Юдзи Ёкояма, единственный среди пленных, кто понимал по-русски, поскольку в университете изучал русский язык, испуганно выскочил из вагона. Бегая с конвоирами по платформе, он сообщал пленным, что всё, они приехали. Вагонов было больше двадцати, и вскоре полторы тысячи пленных столпились перед эшелоном и с недоумением оглядывались по сторонам — почему их выгрузили на какой-то захолустной сибирской станции, когда там, в Маньчжурии, им говорили, что отвезут во Владивосток и отправят домой?
Наконец поднялось солнце, вокруг стало светло. Японцы стояли на травянистом пустыре, мокром от утренней росы, и пораженно смотрели на местных жителей — своих победителей. Те окружали их со всех сторон, и их было очень много — старики, молодые, женщины, дети. Выглядели они ужасно нищенски. Впрочем, говорили меж собой японцы, как может быть богатым народ, который столько лет воевал с Германией?!
Но не успели они пожалеть своих победителей, как среди тех поднялся шум:
— Давай! Отдавай! Дай сюда!
Со всех сторон они набросились на пленных, стали требовать все, что видели, — часы, авторучки, одежду, фотоаппараты, даже туалетную бумагу. Особенно упорно вымогали у офицеров их офицерские сапоги. Смышленые поручик Хирокава и сержант Сакамото быстро обернули свои сапоги солдатскими обмотками, чтобы скрыть их. Но остальные были настолько растерянны, что местные жители буквально выхватывали у них все, до чего могли дотянуться, — шарфы, шапки, свитера…
Вдруг грянул оглушительный выстрел.
Японцы вздрогнули: что случилось?
Оказалось, конвоиры шарахнули в воздух, чтобы разогнать нападавших.
Японцы изумились еще больше — в Японии полиция никогда не применяет оружие по отношению к своему народу.
Но выстрел подействовал, местные жители отбежали от пленных и стали наблюдать за ними издалека.

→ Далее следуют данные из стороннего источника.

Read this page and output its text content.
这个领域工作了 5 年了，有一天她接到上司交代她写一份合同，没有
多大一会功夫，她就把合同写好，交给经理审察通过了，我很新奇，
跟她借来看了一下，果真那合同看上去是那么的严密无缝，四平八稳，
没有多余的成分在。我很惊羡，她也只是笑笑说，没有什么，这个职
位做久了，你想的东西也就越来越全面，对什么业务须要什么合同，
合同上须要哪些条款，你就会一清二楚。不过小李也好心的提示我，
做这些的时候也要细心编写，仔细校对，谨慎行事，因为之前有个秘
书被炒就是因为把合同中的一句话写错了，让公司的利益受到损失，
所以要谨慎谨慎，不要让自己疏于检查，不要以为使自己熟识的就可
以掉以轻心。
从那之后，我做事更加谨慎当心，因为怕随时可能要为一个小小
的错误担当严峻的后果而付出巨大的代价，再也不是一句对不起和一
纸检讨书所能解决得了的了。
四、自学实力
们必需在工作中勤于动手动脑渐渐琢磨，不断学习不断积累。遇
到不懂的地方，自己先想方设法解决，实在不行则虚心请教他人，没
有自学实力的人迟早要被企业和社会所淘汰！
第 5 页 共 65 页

Спустя какое-то время к пленным подошли седой майор и молодой щеголеватый лейтенант. Лейтенант приказал японцам построиться в колонну по пять человек в шеренге, пересчитал их и распорядился:
— Сто солдат остаются на месте, остальные — левое плечо вперед! За мной шагом марш!
— А почему сто остаются? — спросил у майора Юдзи.
— Не беспокойтесь. Они разгрузят вагоны и догонят нас.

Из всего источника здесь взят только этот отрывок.